Good morning people!
What do you prefer today? Maybe fruity flavor of cinnamon roast or deep and dark full city roast? What’s the difference? What should we focus on as far roasting is concerned? Today short guide throw physical changes during roasting.

Color changes

The first visible change is change of color during process as “drying phase”. During the first few minutes of roasting, degradation of chlorophyll causes beans to change color from green to yellow.

Classic definitions  and names of roast degree

These beans were photographed at 1-minute intervals during preparation of French roast. Tan and brown color are caused mostly by Maillard reactions. After “first crack” (we distinguish two of them) brown color deepens due to carmelization. Carbonization, however,  turns the beans black.

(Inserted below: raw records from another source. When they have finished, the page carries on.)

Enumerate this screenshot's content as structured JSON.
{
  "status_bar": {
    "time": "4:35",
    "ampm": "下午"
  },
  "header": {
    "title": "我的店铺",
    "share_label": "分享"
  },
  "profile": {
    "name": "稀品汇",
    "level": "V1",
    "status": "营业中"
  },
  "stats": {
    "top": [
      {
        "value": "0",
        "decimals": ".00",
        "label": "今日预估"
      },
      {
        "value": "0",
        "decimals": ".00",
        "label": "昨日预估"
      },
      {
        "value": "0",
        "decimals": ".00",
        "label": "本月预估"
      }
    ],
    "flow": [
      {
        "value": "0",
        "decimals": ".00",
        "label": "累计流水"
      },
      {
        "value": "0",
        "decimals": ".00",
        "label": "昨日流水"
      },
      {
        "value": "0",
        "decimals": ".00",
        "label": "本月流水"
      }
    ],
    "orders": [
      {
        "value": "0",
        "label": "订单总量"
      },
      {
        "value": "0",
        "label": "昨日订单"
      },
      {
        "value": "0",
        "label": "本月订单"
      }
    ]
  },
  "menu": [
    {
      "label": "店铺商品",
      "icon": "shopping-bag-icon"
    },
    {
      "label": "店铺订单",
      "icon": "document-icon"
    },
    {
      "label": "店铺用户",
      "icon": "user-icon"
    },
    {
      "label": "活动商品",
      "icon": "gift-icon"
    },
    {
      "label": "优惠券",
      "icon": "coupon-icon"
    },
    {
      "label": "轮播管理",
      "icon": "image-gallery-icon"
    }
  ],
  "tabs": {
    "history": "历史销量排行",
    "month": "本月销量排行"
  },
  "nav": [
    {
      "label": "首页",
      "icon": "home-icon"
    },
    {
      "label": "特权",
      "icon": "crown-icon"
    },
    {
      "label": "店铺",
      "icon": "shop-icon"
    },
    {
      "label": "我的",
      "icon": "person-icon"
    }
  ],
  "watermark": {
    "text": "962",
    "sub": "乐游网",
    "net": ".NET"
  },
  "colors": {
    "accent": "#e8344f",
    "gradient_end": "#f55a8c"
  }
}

 Green beans – 22 °C (72 °F),
Green coffee as it arrives at the dock. The beans can be stored for approximately 12–18 months in a climate controlled environment before quality loss is noticeable.

Drying – 165 °C (329 °F)
During the drying phase the beans are undergoing an endothermic process until their moisture content is evaporated, signifying first crack.

Set featured image


Cinnamon roast – 196 °C (385 °F), 
A very light roast level which is immediately at first crack. Sweetness is underdeveloped, with prominent toasted grain, grassy flavors, and sharp acidity prominent.

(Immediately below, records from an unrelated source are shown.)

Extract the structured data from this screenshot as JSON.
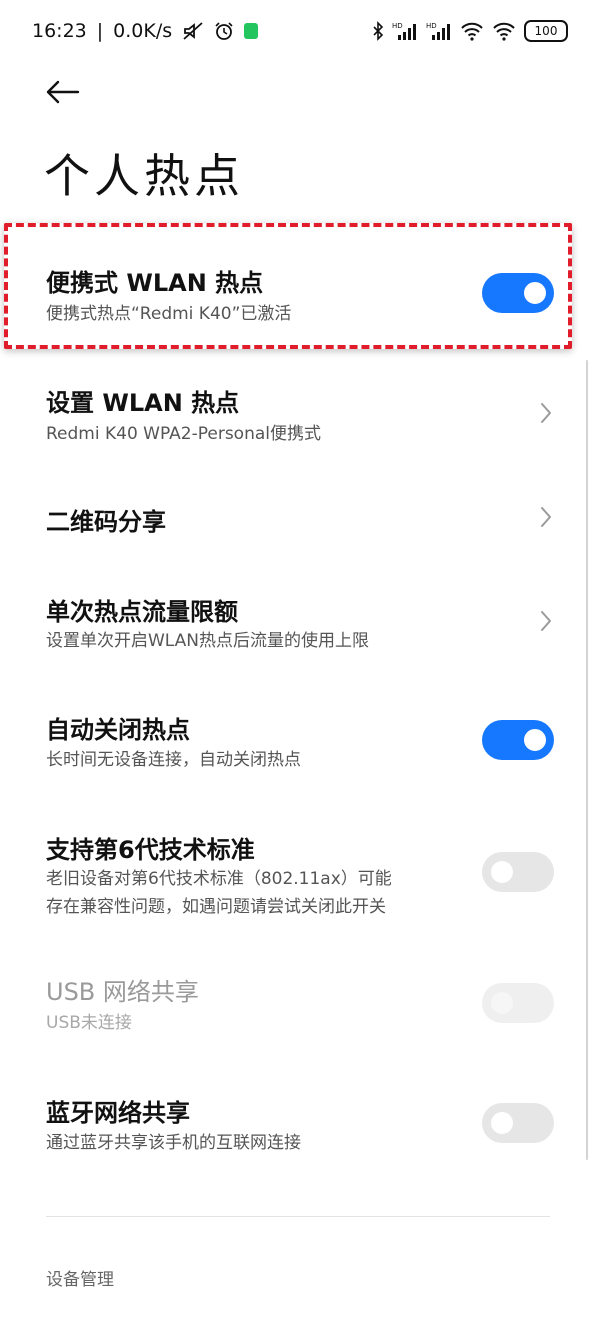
{
  "status_bar": {
    "time": "16:23",
    "network_speed": "0.0K/s",
    "battery": "100",
    "icons": [
      "mute-icon",
      "alarm-icon",
      "app-notification-icon",
      "bluetooth-icon",
      "signal-hd-icon",
      "signal-hd-icon",
      "wifi-icon",
      "wifi-hotspot-icon",
      "battery-icon"
    ]
  },
  "header": {
    "back_icon": "arrow-left-icon",
    "title": "个人热点"
  },
  "settings": [
    {
      "id": "portable-wlan-hotspot",
      "title": "便携式 WLAN 热点",
      "subtitle": "便携式热点“Redmi K40”已激活",
      "control": "toggle",
      "state": "on",
      "highlighted": true
    },
    {
      "id": "setup-wlan-hotspot",
      "title": "设置 WLAN 热点",
      "subtitle": "Redmi K40 WPA2-Personal便携式",
      "control": "chevron"
    },
    {
      "id": "qr-share",
      "title": "二维码分享",
      "subtitle": "",
      "control": "chevron"
    },
    {
      "id": "single-hotspot-limit",
      "title": "单次热点流量限额",
      "subtitle": "设置单次开启WLAN热点后流量的使用上限",
      "control": "chevron"
    },
    {
      "id": "auto-close-hotspot",
      "title": "自动关闭热点",
      "subtitle": "长时间无设备连接，自动关闭热点",
      "control": "toggle",
      "state": "on"
    },
    {
      "id": "support-wifi6",
      "title": "支持第6代技术标准",
      "subtitle_lines": [
        "老旧设备对第6代技术标准（802.11ax）可能",
        "存在兼容性问题，如遇问题请尝试关闭此开关"
      ],
      "control": "toggle",
      "state": "off"
    },
    {
      "id": "usb-tethering",
      "title": "USB 网络共享",
      "subtitle": "USB未连接",
      "control": "toggle",
      "state": "disabled"
    },
    {
      "id": "bluetooth-tethering",
      "title": "蓝牙网络共享",
      "subtitle": "通过蓝牙共享该手机的互联网连接",
      "control": "toggle",
      "state": "off"
    }
  ],
  "footer": {
    "section_label": "设备管理"
  },
  "colors": {
    "toggle_on": "#1677ff",
    "toggle_off": "#e6e6e6",
    "highlight_border": "#e11d2b"
  }
}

Light roast or New england roast coffee  – 205 °C (401 °F) Moderate light brown, but still mottled in appearance. A preferred roast for some specialty roasters, highlights origin characteristics as well as complex acidity.


American roast – 210 °C (410 °F)
Medium light brown, developed during first crack. Acidity is slightly muted, but origin character is still preserved.

City roast –  219 °C (426 °F)
Medium brown, common for most specialty coffee. Good for tasting origin character, although roast character is noticeable.

Full city roast – 225 °C (437 °F)
Medium dark brown with occasional oil sheen, roast character is prominent. At the beginning of second crack.

Vienna roast –  230 °C (446 °F)
Moderate dark brown with light surface oil, more bittersweet, caramel flavor, acidity muted. In the middle of second crack. Any origin characteristics have become eclipsed by roast at this level.

French roast – 240 °C (464 °F)
Dark brown, shiny with oil, burnt undertones, acidity diminished. At the end of second crack. Roast character is dominant, none of the inherent aroma or flavors of the coffee remain.

Italian roast-  245 °C (473 °F)
Nearly black and shiny, burnt tones become more distinct, acidity nearly eliminated, thin body.

Spanish roast – 480 °C (708 °F)

Extremely dark brown, very shiny, charcoal tones dominate, flat.